Но придавленный голос собственного «Я» не был разрушен, он не сдавался и упорствовал, не желая растворять душу в кислоте идеологических абстракций. Разум действовал сообразно сложившимся обстоятельствам, заботясь о выживании тела, всего организма, но его индивидуальность решительно восставала против вероломного присоединения к общей, коллективной душе. Вместе с потерянной свободой упала его самооценка. Алексея неотступно преследовала странная и неведомая доселе жажда уединения, и однажды, когда его товарищ Игорь Дидусь попал в субботний наряд, он впервые вышел из училищных ворот в город с ощущением непреодолимой, безнадежной заброшенности души. В полном одиночестве сделал он несколько кругов по знакомой городской местности, не теряя автоматической бдительности в отношении вездесущих патрулей, забрел подкрепиться в излюбленную сослуживцами блинную и, не обращая внимания на частушечный курсантский говор, направился к выходу.
– Чего кислый?! Пошли в кино! – приветствовали его товарищи из взвода.
Он молча отмахнулся, многосложно указав куда-то вдаль рукой, как если бы у него уже были планы.
– Ладно, подтягивайся к дискотеке. Сегодня в Дофе, – кивнули сослуживцы, не особо огорчаясь отказу и не намереваясь вникать в его состояние. У них и так не хватало ни времени, ни возможностей для достижения кратковременного счастья, и каждое увольнение давно стало похоже на предыдущее и проходило по однотипному сценарию.
Артеменко был обескуражен. Он должен придумать нечто радикальное, такое, что коренным образом изменит ситуацию. Отрешившись от действительности, он долго бродил по городу, пытаясь собрать разрозненно мечущиеся мысли и сосредоточиться. Алексей очнулся, когда внезапно оказался перед массивной дверью городской библиотеки. Он некоторое время колебался, но преодолел сомнения и вошел. Если здесь он не найдет выхода из создавшейся ситуации, то по меньшей мере хоть обретет временное успокоение.

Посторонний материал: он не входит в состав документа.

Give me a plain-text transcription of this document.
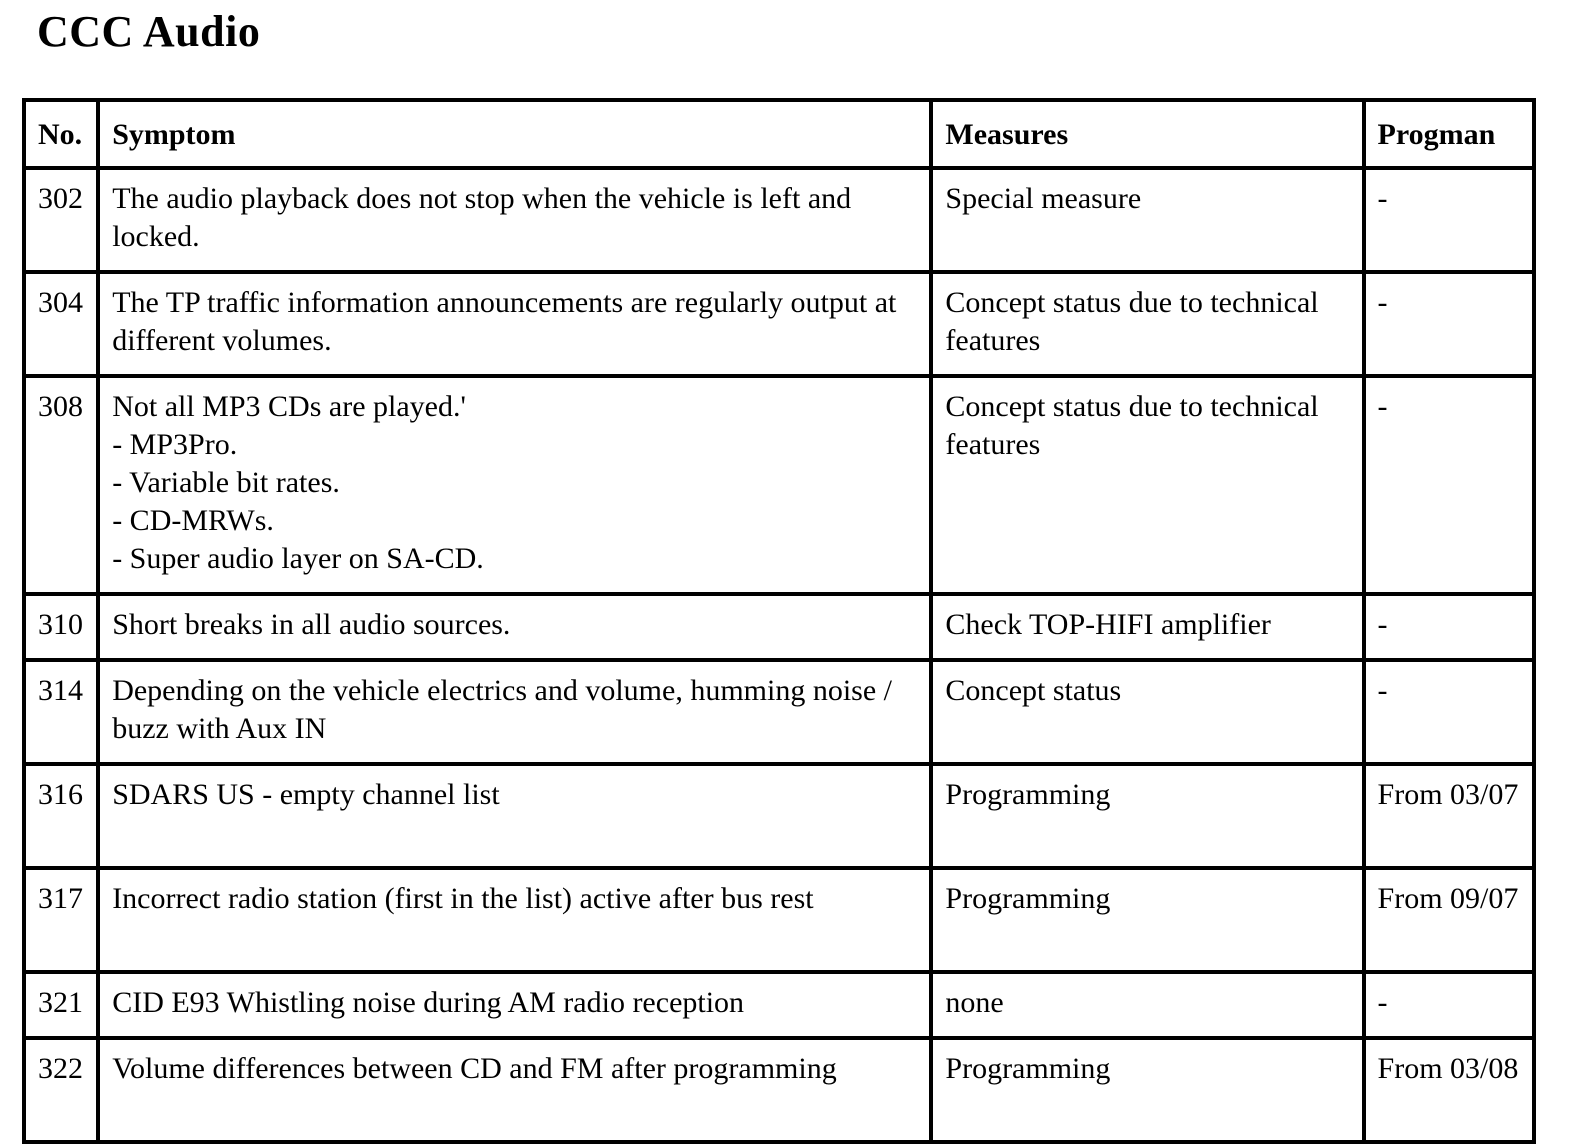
CCC Audio
No.	Symptom	Measures	Progman
302	The audio playback does not stop when the vehicle is left and locked.	Special measure	-
304	The TP traffic information announcements are regularly output at different volumes.	Concept status due to technical features	-
308	Not all MP3 CDs are played.'
- MP3Pro.
- Variable bit rates.
- CD-MRWs.
- Super audio layer on SA-CD.	Concept status due to technical features	-
310	Short breaks in all audio sources.	Check TOP-HIFI amplifier	-
314	Depending on the vehicle electrics and volume, humming noise / buzz with Aux IN	Concept status	-
316	SDARS US - empty channel list	Programming	From 03/07
317	Incorrect radio station (first in the list) active after bus rest	Programming	From 09/07
321	CID E93 Whistling noise during AM radio reception	none	-
322	Volume differences between CD and FM after programming	Programming	From 03/08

Две компетентные, одинаково тощие дамы в читальном зале с суховатой насмешливостью взирали на него, хотя в глубинах их взоров угадывалось тщательно скрываемое изумление. Алексей понимал, что вызывает недоумение, подобное тому, как если бы молодая привлекательная девушка из необъяснимого каприза ушла в монастырь. Помолчав, курсант ошарашил опытных служительниц культа знаний, заказав сразу несколько книг: «Мартина Идена» Джека Лондона, «Отверженных» Виктора Гюго и «Триумфальную арку» Ремарка. И, решив разбить стену отчуждения, сказал:
– Мне для реферата нужно. – Артеменко казался смущенным, и строгие женщины немного ослабили оборону, понимающе закивали, хотя в их умных глазах сквозило недоверие.

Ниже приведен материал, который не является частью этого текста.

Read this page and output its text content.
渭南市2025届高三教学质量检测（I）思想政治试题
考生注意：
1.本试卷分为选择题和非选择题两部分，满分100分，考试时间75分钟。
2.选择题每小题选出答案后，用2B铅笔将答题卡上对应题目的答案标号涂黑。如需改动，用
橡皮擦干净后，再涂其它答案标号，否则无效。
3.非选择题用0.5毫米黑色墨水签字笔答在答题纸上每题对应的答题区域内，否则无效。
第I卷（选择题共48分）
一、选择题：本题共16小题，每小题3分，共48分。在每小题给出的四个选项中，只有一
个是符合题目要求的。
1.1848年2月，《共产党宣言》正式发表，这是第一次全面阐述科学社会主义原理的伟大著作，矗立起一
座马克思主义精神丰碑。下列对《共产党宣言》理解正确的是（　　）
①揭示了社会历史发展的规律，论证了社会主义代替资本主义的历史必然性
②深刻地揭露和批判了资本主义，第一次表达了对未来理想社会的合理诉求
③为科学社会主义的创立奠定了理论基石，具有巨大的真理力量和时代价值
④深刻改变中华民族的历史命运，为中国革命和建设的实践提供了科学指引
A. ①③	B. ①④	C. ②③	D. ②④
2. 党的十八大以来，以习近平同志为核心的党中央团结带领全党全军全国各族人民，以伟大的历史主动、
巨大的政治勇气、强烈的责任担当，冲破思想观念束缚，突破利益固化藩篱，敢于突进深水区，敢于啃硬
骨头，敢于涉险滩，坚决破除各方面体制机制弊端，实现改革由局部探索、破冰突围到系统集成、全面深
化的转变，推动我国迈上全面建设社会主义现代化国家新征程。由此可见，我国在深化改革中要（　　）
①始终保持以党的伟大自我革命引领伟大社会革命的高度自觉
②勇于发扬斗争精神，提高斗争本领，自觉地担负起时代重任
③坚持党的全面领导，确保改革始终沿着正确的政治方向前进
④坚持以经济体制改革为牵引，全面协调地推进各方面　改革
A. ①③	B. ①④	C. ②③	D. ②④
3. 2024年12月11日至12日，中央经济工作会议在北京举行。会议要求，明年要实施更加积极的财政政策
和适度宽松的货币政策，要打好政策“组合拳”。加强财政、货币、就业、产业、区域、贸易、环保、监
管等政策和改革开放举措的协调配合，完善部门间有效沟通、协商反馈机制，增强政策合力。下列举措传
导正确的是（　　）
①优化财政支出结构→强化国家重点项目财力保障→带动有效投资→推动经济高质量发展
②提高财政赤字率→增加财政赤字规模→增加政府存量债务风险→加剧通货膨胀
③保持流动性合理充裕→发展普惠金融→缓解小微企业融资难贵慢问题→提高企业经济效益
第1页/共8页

Когда Алексей утонул в мягкости пышного кресла в почти пустом зале, он испытал неподдельное наслаждение. Знакомые с детства и ни с чем несравнимые запахи книг, спрессованная энергия мысли, упрятанная на полках мудрость, божественное пространство, от которых он в своей дремучей тяге к насилию давно отвык. Он с усмешкой подумал, что нет, не шоколадом тут пахнет, а скорее чем-то терпким, перцовым, раздражающим горло, вызывающим жжение во всех членах. Но главным был все-таки даже не запах, а звук. Вернее, его отсутствие, уникальное ощущение, как если бы он влез внутрь гигантской раковины, где все на свете дрожит, трепещет, изнывает соблазном. И в то же время здесь все незыблемо, недостижимо ни для кого и ни для чего. Сюда не могут добраться отрывистые команды «Равняйсь! Смирно!» Это было сказочно беспечное царство юности, свой особый дух, сила которого – Алексей это чувствовал – могла пробудиться при его упорном, неотступном желании. И в упоении юноша стал листать любимые книги, не читать, но просто вспоминать черты героев, их мысли, переживания, их потрясающие мгновения любви и волшебных превращений. Все было как наяву! Он неожиданно для себя пережил какой-то необъяснимый катарсис, освобождение от пут, неясного гнета чуждой ему власти. Пренебрегая земным притяжением, он вдруг оторвался от поверхности и плыл, плыл, паря в облаках охватившего его беспричинного счастья.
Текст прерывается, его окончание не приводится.